Des numéros de parking qui sentent … la rose

La gazette de la grande île
15/02/20264 minute read

Le mardi 12 février 2019, sous les yeux des clients et riverains du centre commercial La City, à Ivandry, une scène digne d’un film d’action s’est déroulée. Des policiers d’élite ont bloqué le parking de ce « mall » prestigieux, immobilisant un SUV de luxe, avant de maîtriser et embarquer Eddy Maminirina, surnommé Eddy « bois de rose », dans une opération à l’ancienne, presque cinématographique. Cette arrestation, répondant à un mandat de la Cour spéciale contre le trafic de bois de rose et d’ébène, a porté une lumière crue sur des réseaux économiques qui avaient prospéré dans l’ombre.

Ivandry, ce quartier huppé d’Antananarivo, est devenu le théâtre symbolique de ce qui pourrait être présenté comme un duel entre l’État encore faible et les seigneurs de l’économie informelle. Ce parking, situé devant La City Ivandry, est plus qu’un terrain de bitume : c’est un microcosme du pouvoir économique et social malgache où fortunes, statuts et visibilité sociale se rencontrent. Les parkings dans des zones prisées comme Ivandry jouent un rôle souvent sous-estimé : ils ne sont pas de simples places pour garer des voitures, mais des marqueurs de statut social, d’accès économique et de pouvoir discret.  Cependant, et c’est ici que l’histoire s’assombrit, il n’existe aucun élément vérifiable dans la sphère publique qui indique clairement quelle société ou quel groupe aurait repris, directement ou indirectement, ces emplacements de parking spécifiques après l’arrestation d’Eddy Maminirina. Les récits médiatiques ne documentent pas que ces parkings aient été officiellement attribués à une société connue ou à un personnage public après sa chute judiciaire. Ce vide d’information n’est pas anodin : il illustre la nature opaque des rapports entre le monde des affaires, les services de l’État et les élites influentes. Là où une place de parking devient un signe extérieur de richesse ou d’accès, l’absence de transparence nourrit les rumeurs, les spéculations et les interprétations les plus dures.

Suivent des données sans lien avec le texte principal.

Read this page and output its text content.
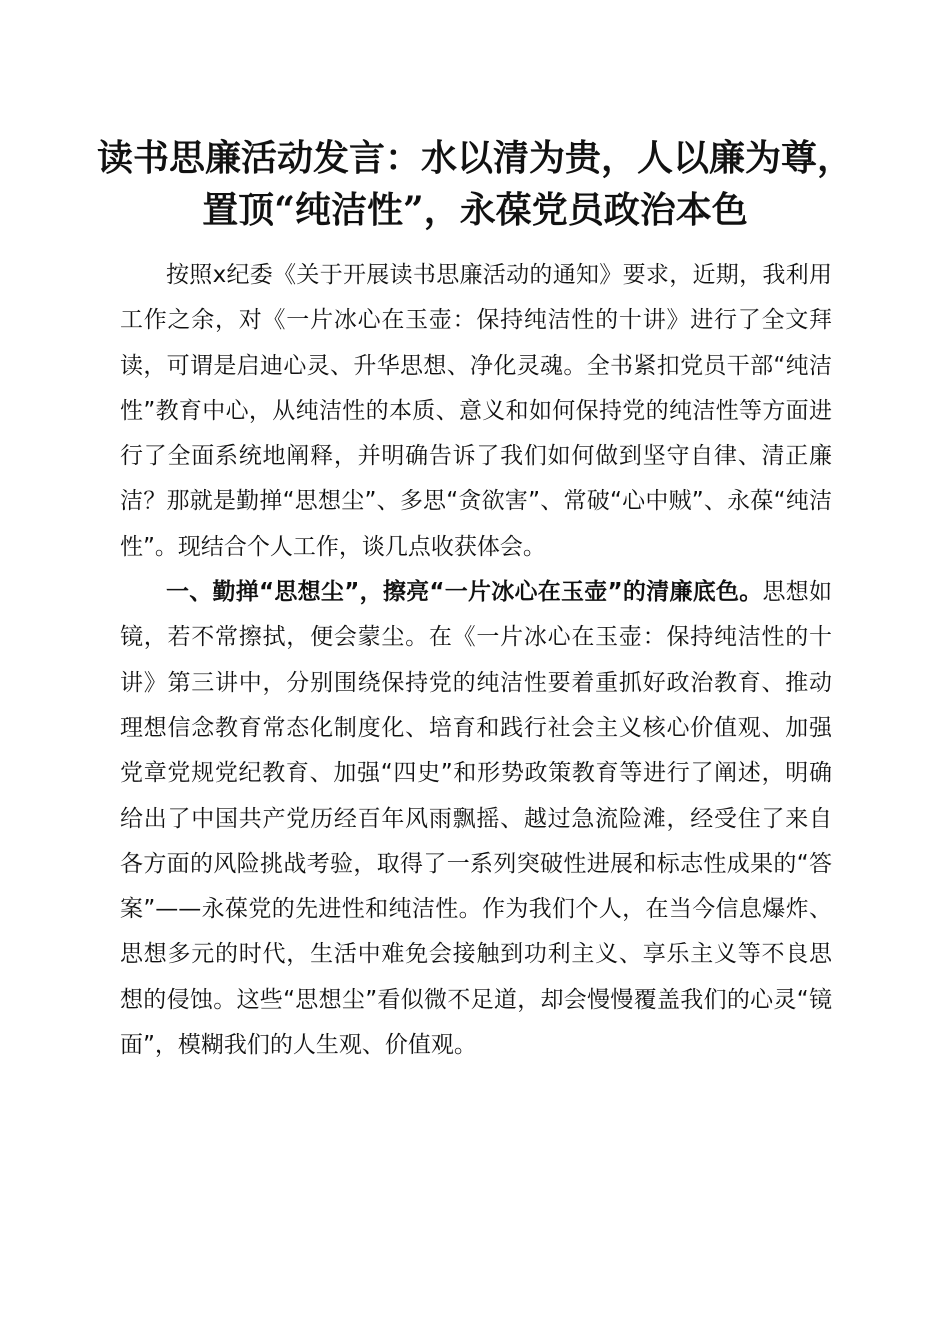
读书思廉活动发言：水以清为贵，人以廉为尊，
置顶“纯洁性”，永葆党员政治本色

按照x纪委《关于开展读书思廉活动的通知》要求，近期，我利用工作之余，对《一片冰心在玉壶：保持纯洁性的十讲》进行了全文拜读，可谓是启迪心灵、升华思想、净化灵魂。全书紧扣党员干部“纯洁性”教育中心，从纯洁性的本质、意义和如何保持党的纯洁性等方面进行了全面系统地阐释，并明确告诉了我们如何做到坚守自律、清正廉洁？那就是勤掸“思想尘”、多思“贪欲害”、常破“心中贼”、永葆“纯洁性”。现结合个人工作，谈几点收获体会。

一、勤掸“思想尘”，擦亮“一片冰心在玉壶”的清廉底色。思想如镜，若不常擦拭，便会蒙尘。在《一片冰心在玉壶：保持纯洁性的十讲》第三讲中，分别围绕保持党的纯洁性要着重抓好政治教育、推动理想信念教育常态化制度化、培育和践行社会主义核心价值观、加强党章党规党纪教育、加强“四史”和形势政策教育等进行了阐述，明确给出了中国共产党历经百年风雨飘摇、越过急流险滩，经受住了来自各方面的风险挑战考验，取得了一系列突破性进展和标志性成果的“答案”——永葆党的先进性和纯洁性。作为我们个人，在当今信息爆炸、思想多元的时代，生活中难免会接触到功利主义、享乐主义等不良思想的侵蚀。这些“思想尘”看似微不足道，却会慢慢覆盖我们的心灵“镜面”，模糊我们的人生观、价值观。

Depuis l’arrestation retentissante d’Eddy, ses anciens emplacements de parking de La City Ivandry ne sont plus associés à son nom dans les récits publics, mais ils continuent d’être utilisés et occupés par des véhicules et des personnalités puissantes ou connectées, souvent avec des gardes du corps visibles. Les anciennes places montrent les nouveaux visages. Cela dit : il n’y a pas de preuve publique qu’une société précise ait hérité des « anciens parkings d’Eddy », ni que ces espaces aient été transférés ou attribués à un opérateur direct lié aux réseaux économiques illégaux. Autrement dit, il s’agit moins d’un héritage « ex nihilo » des biens d’Eddy qu’une réappropriation symbolique spontanée par les élites, des véhicules de dirigeants, d’hommes d’affaires familiers du pouvoir, stationnant là où, jadis, le baron de l’ombre avait conduit ses affaires.

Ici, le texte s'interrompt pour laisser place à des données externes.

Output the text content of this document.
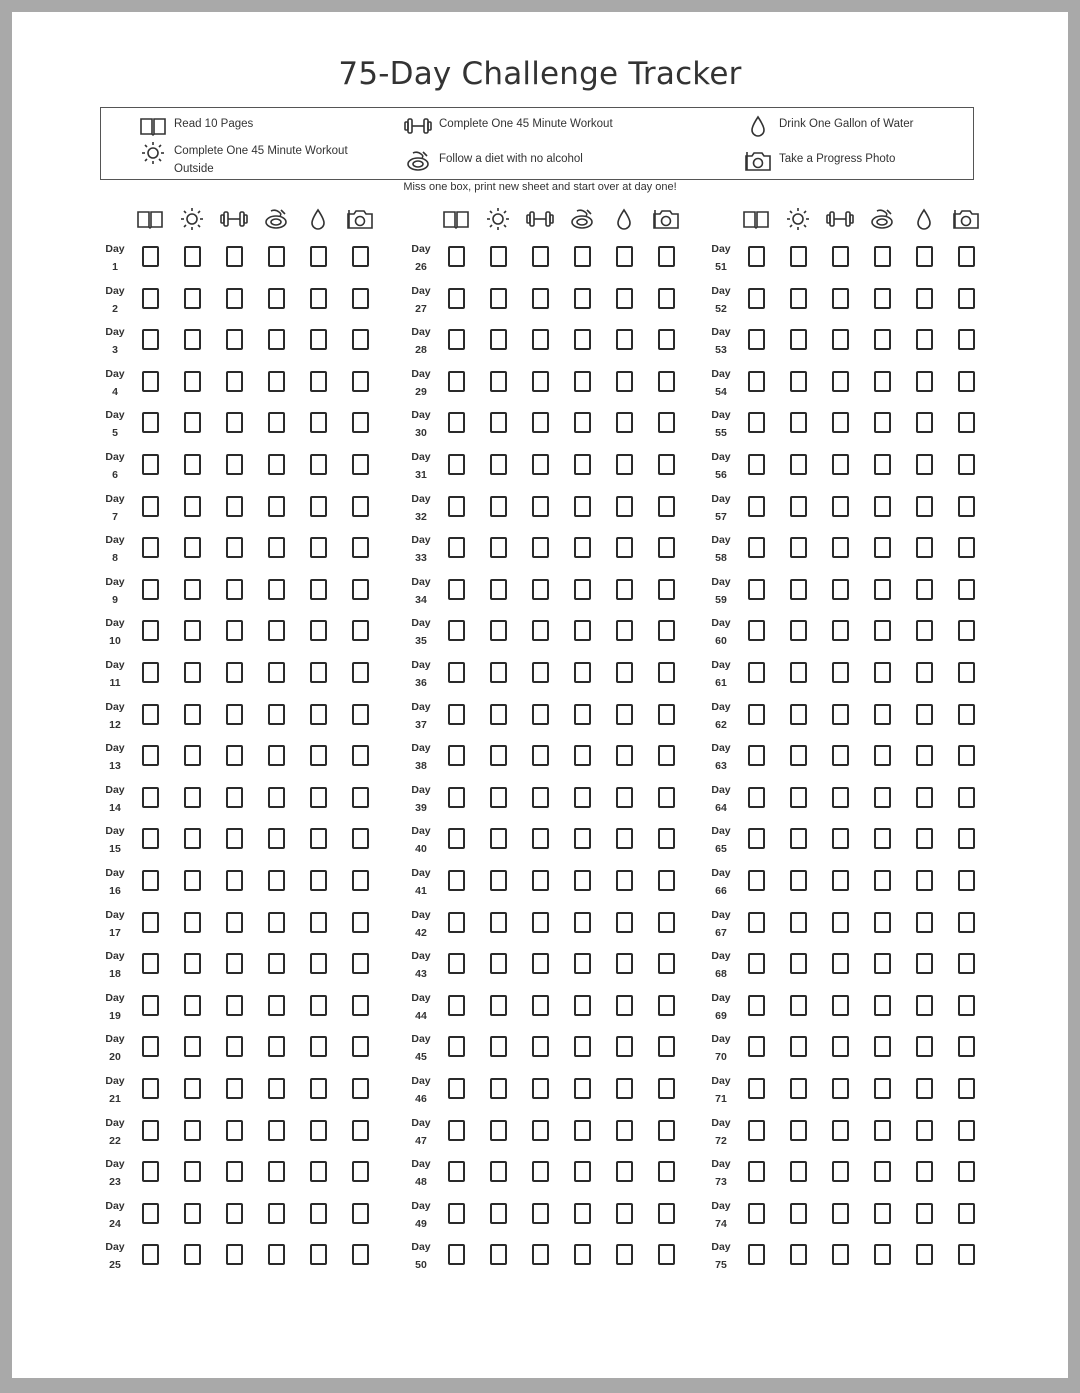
75-Day Challenge Tracker
Read 10 Pages	Complete One 45 Minute Workout	Drink One Gallon of Water
Complete One 45 Minute Workout
Outside
Follow a diet with no alcohol	Take a Progress Photo
Miss one box, print new sheet and start over at day one!
Day
1
Day
2
Day
3
Day
4
Day
5
Day
6
Day
7
Day
8
Day
9
Day
10
Day
11
Day
12
Day
13
Day
14
Day
15
Day
16
Day
17
Day
18
Day
19
Day
20
Day
21
Day
22
Day
23
Day
24
Day
25
Day
26
Day
27
Day
28
Day
29
Day
30
Day
31
Day
32
Day
33
Day
34
Day
35
Day
36
Day
37
Day
38
Day
39
Day
40
Day
41
Day
42
Day
43
Day
44
Day
45
Day
46
Day
47
Day
48
Day
49
Day
50
Day
51
Day
52
Day
53
Day
54
Day
55
Day
56
Day
57
Day
58
Day
59
Day
60
Day
61
Day
62
Day
63
Day
64
Day
65
Day
66
Day
67
Day
68
Day
69
Day
70
Day
71
Day
72
Day
73
Day
74
Day
75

La disparition d’Eddy des écrans radar après son arrestation, puis sa condamnation en 2019 à cinq ans de prison ferme et à une très lourde amende, marque un tournant juridique important, mais pas nécessairement un renversement de la logique sociale qui a permis à des fortunes illicites de prospérer. Les parkings d’Ivandry, autrefois un décor secondaire, prennent aujourd’hui la place de cette tragédie : ils sont un théâtre ouvert où se rejouent quotidiennement les tensions entre richesse visible et justice invisible, entre espaces publics et pouvoir privé. Et si ces parkings n’ont pas de « nouveau propriétaire mystique », ils demeurent un symbole immobile de ce que le pays n’a pas encore résolu : une redistribution claire (et publique) des places, dans la société comme dans l’économie, entre ceux qui respectent les règles et ceux qui se pensent … au-dessus d’elles.